Utrecht leads the world in using EVs for grid storage

10 min read
This photograph shows a car with the words “We Drive Solar” on the door, connected to a charging station. A windmill can be seen in the background.

The Dutch city of Utrecht is embracing vehicle-to-grid technology, an example of which is shown here—an EV connected to a bidirectional charger. The historic Rijn en Zon windmill provides a fitting background for this scene.

We Drive Solar

Hundreds of charging stations for electric vehicles dot Utrecht’s urban landscape in the Netherlands like little electric mushrooms. Unlike those you may have grown accustomed to seeing, many of these stations don’t just charge electric cars—they can also send power from vehicle batteries to the local utility grid for use by homes and businesses.

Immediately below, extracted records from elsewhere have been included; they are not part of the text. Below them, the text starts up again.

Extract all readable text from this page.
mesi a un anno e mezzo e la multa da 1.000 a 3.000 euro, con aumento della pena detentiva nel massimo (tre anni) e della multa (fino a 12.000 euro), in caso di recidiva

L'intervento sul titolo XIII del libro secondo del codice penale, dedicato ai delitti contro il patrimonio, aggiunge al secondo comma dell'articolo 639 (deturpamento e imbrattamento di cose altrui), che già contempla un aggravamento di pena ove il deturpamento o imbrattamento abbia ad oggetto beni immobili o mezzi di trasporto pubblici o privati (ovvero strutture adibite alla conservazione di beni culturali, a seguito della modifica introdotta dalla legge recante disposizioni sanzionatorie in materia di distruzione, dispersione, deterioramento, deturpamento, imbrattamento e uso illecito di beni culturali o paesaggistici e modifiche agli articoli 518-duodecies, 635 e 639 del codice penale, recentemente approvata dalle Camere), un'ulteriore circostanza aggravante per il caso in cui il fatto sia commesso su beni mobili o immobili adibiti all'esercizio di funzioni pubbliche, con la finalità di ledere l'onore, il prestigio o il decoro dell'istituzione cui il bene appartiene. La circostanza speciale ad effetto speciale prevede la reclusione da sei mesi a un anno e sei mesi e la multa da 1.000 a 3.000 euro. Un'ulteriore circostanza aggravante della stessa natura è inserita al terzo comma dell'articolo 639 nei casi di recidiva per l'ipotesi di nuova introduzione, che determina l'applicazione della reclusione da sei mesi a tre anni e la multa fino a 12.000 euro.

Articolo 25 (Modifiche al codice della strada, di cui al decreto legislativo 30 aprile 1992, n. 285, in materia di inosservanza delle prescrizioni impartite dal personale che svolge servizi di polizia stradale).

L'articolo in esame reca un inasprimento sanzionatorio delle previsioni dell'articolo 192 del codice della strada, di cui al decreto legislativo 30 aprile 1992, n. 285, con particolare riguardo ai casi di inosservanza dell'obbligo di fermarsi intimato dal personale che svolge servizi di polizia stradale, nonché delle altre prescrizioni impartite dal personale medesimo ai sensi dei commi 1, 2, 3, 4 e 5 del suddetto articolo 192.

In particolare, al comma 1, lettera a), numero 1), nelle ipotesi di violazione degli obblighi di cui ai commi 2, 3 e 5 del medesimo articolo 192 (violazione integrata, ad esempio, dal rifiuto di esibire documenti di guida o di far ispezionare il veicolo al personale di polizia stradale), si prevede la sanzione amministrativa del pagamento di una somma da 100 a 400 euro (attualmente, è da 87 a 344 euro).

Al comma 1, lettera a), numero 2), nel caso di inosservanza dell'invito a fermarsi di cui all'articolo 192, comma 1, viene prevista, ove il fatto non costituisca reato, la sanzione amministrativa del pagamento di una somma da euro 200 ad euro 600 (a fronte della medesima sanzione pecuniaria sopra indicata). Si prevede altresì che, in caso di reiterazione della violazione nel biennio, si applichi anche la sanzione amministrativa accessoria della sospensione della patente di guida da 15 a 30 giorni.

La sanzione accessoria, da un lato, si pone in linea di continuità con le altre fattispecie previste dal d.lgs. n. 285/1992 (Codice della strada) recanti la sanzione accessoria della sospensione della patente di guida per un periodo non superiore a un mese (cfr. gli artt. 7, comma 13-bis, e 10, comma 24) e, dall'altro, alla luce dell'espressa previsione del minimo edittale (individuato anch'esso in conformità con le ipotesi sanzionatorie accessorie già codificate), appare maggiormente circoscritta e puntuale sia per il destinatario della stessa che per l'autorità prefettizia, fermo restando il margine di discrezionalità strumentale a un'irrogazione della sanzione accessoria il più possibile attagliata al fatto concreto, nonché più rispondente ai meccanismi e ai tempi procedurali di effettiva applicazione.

Debates over the feasibility and value of such vehicle-to-grid technology go back decades. Those arguments are not yet settled. But big automakers like Volkswagen, Nissan, and Hyundai have moved to produce the kinds of cars that can use such bidirectional chargers—alongside similar vehicle-to-home technology, whereby your car can power your house, say, during a blackout, as promoted by Ford with its new F-150 Lightning. Given the rapid uptake of electric vehicles, many people are thinking hard about how to make the best use of all that rolling battery power.